Braml spricht von einer "Macht ohne Moral", die ausschließlich ökonomischen und imperialistischen Zielen orientiert und überall das "Recht des Stärkeren" – also das der USA - durchgesetzt habe bzw. durchsetzen will. Die Liste ist lang. Am Internationalen Strafgerichtshof beispielsweise beteilige sich die USA nicht. Über die Manifestierung des US-Dollar als weltweite Leitwährung hätten die Vereinigten Staaten jahrzehntelang die eigene Ökonomie am Laufen gehalten und auf Kosten anderer gelebt. Die Niedrigzinspolitik der Fed hält, so die These, den Status quo noch eine Zeit lang offen, aber der nächste Crash dürfte nur eine Frage der Zeit sein. Die Verbündeten behandele die USA oft genug nur als Vasallen (wobei diese Bezeichnung in Anführungszeichen gesetzt wird). Man zwinge sie über die NATO dazu, militärische Güter aus dem USA abzunehmen und hält damit die einheimische Rüstungsindustrie am Laufen. Die Verteidigungsausgaben der USA werden von Braml als verdeckte Industriepolitik ausgewiesen.

Auch im Außenhandel setze sich die USA über internationale Regeln hinweg, sabotiere die Schiedsstellen der WTO und setze sogar Verbündete bei der Abfassung von Handelsabkommen unter Druck. Selber ist man darauf bedacht, sich einseitig Vorteile zu verschaffen. Der Handelsprotektionismus Trumps wie auch die harte Politik gegenüber China würde von Biden weitergeführt. Den Protektionismus der EU blendet Braml sicherheitshalber aus. Vernichtend die Prognose, dass die USA ihre Schulden vermutlich nie mehr zurückzahlen könne.

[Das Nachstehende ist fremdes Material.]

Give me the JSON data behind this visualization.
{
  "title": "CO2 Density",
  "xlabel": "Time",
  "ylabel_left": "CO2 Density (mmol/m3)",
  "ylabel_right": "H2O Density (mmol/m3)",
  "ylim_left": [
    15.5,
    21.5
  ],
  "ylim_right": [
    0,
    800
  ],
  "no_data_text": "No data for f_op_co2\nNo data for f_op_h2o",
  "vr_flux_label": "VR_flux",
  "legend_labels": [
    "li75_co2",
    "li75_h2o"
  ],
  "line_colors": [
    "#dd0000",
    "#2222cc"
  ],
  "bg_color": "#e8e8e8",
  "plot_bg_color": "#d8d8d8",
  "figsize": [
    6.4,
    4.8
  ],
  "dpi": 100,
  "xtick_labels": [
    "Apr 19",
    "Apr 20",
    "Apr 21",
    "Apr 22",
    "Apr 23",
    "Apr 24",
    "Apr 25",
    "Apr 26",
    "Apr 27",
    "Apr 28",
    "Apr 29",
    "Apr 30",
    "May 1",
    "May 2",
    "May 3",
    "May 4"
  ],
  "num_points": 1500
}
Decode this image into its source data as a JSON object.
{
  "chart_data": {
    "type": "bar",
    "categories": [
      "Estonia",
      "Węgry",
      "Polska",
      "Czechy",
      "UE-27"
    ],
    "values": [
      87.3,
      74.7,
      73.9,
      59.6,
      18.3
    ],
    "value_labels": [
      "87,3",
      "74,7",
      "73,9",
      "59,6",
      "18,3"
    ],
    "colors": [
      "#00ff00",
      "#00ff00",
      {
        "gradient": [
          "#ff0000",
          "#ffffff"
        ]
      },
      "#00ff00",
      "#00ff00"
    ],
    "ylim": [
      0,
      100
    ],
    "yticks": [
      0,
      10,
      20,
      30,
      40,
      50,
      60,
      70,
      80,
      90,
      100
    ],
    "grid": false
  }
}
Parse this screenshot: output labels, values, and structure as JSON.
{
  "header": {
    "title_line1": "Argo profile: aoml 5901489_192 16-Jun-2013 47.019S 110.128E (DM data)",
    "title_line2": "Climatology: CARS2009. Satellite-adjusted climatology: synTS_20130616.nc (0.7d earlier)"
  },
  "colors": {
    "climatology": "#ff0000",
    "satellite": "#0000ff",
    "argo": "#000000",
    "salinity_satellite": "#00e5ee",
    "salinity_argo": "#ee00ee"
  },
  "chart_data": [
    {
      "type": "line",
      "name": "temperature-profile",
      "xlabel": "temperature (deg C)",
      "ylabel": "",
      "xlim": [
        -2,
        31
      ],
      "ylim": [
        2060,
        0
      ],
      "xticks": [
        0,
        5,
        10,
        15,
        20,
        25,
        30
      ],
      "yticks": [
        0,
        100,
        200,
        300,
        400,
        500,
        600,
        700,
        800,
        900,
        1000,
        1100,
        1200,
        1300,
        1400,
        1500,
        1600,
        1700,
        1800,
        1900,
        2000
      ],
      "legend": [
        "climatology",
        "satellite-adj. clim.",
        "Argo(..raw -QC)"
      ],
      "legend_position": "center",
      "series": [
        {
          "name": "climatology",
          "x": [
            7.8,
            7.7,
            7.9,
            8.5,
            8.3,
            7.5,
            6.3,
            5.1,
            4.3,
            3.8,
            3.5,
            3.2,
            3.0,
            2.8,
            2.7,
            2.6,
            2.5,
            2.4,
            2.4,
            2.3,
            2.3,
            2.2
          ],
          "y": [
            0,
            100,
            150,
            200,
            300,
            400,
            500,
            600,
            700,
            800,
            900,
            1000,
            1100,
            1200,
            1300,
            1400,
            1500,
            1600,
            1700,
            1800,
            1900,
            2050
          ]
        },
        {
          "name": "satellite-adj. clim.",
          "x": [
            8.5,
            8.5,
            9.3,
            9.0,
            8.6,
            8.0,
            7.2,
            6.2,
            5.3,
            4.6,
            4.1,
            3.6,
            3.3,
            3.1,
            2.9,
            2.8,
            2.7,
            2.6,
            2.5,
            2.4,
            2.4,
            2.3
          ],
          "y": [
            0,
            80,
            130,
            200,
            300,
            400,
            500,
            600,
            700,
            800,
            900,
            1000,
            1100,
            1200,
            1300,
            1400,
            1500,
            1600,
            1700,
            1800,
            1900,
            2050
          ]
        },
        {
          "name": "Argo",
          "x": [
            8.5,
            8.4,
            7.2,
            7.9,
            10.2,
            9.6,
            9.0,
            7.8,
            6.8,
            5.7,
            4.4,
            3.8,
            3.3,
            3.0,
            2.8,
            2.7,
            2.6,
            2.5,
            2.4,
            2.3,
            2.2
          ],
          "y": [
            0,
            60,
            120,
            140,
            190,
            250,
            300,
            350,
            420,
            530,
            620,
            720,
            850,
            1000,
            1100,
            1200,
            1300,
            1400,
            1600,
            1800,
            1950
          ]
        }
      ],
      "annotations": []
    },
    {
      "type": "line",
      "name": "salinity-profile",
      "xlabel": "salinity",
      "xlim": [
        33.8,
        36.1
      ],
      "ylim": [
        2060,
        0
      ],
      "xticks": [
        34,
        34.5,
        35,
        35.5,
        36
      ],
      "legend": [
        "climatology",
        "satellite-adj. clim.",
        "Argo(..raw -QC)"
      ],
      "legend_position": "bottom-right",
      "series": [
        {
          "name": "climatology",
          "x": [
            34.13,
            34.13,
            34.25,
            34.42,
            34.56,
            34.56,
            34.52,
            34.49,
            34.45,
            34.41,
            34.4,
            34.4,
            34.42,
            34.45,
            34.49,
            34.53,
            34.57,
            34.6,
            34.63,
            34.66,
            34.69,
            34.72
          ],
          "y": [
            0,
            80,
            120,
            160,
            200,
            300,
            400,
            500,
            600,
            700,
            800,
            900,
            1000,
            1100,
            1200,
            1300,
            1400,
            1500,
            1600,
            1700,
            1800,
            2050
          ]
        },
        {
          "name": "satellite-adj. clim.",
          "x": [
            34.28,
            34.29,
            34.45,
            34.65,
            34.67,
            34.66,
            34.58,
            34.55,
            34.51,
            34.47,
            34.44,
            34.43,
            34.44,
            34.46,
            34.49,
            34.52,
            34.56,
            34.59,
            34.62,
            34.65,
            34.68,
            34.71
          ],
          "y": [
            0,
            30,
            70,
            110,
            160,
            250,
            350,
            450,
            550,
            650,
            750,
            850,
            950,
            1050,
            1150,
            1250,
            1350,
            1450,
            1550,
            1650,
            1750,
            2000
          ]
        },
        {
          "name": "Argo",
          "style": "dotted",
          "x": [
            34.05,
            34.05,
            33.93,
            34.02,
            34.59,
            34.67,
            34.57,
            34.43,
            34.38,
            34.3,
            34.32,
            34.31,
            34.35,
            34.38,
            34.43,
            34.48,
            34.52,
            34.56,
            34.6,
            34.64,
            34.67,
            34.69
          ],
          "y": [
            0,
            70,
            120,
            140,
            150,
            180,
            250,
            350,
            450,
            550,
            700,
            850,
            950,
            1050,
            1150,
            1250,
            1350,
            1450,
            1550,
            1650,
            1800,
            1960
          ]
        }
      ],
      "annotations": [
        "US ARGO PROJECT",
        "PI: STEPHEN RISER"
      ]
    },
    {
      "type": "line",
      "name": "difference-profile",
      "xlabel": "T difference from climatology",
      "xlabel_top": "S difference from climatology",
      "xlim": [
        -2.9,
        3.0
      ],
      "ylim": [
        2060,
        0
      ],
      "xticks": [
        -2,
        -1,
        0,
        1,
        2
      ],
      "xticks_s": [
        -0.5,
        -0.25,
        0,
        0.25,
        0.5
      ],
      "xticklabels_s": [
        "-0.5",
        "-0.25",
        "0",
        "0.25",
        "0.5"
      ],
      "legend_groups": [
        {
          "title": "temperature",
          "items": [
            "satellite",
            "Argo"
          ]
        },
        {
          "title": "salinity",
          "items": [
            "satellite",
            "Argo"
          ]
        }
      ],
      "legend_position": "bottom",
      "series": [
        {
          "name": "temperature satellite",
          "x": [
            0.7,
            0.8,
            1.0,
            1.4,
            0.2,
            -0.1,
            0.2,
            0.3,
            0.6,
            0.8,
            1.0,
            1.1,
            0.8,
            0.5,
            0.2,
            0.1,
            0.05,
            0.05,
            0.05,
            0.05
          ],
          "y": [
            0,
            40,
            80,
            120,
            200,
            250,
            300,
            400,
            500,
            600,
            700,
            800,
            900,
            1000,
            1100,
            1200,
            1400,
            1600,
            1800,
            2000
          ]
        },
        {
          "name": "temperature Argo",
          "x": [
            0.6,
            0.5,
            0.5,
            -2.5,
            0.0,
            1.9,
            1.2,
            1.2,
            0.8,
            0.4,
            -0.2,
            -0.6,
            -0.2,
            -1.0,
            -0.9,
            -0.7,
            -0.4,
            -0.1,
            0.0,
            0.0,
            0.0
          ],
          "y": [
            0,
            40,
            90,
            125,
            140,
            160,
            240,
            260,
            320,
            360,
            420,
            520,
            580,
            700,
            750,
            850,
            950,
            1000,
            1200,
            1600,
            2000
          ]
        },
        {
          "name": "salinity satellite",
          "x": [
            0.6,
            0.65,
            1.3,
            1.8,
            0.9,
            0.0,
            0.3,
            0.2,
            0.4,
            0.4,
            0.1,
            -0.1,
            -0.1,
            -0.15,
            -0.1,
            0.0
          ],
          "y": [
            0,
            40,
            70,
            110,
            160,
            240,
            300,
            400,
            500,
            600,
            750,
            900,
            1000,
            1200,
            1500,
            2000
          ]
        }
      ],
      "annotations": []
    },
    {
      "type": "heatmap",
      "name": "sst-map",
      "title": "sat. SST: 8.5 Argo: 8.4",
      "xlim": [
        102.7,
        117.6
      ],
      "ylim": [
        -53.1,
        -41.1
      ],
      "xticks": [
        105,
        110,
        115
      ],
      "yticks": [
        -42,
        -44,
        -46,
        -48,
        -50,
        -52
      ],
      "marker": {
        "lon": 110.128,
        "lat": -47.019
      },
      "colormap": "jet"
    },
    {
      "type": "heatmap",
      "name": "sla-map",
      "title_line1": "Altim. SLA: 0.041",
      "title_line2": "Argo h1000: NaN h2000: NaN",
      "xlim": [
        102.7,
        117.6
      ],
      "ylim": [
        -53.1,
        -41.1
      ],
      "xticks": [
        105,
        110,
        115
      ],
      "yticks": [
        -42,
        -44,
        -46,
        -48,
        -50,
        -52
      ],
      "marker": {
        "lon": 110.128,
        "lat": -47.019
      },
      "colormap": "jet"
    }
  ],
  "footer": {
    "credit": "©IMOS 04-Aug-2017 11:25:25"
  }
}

Mittels amerikanischer Hightech-Unternehmen spionierten die USA Politik und Wirtschaft anderer Staaten inklusive der Verbündeten für ihre eigenen Interessen aus. Die Wertmaßstäbe, die man an andere Nationen anlegt, erfüllt man selber nur dann, wenn es in das politische Konzept passt. Das begann nicht erst bei Donald Trump, der mit "America first" die eigenen Interessen absolut setzte. Allerdings, so könnte man einwenden, wird ein amerikanischer Präsident ja auch dafür gewählt.

Braml bestreitet, dass die USA und Europa (er meint damit meist die Europäische Union) noch genügend gemeinsame Interessen haben. Er bezieht sich hierbei nicht nur auf Trumps desaströse Äußerungen über das weitere Schicksal der NATO, sondern auch auf die das Diktum, die EU als ökonomischen Konkurrenten aufzufassen. Außenpolitisch hätte Trump die europäischen Versuche, den Iran von der Entwicklung zu Atomwaffen abzuhalten, durch die Kündigung des Abkommens sabotiert, was nicht im Interesse Europas gewesen war. Die Sabotage sei erfolgt, um die sich zwischen Europa und dem Iran anbahnenden Geschäftsverbindungen auszuhebeln. Seit dem Zweiten Weltkrieg, so die Bilanz Bramls, habe die USA insgesamt eine "Entmündigung Europas" betrieben. Das ist starker Tobak.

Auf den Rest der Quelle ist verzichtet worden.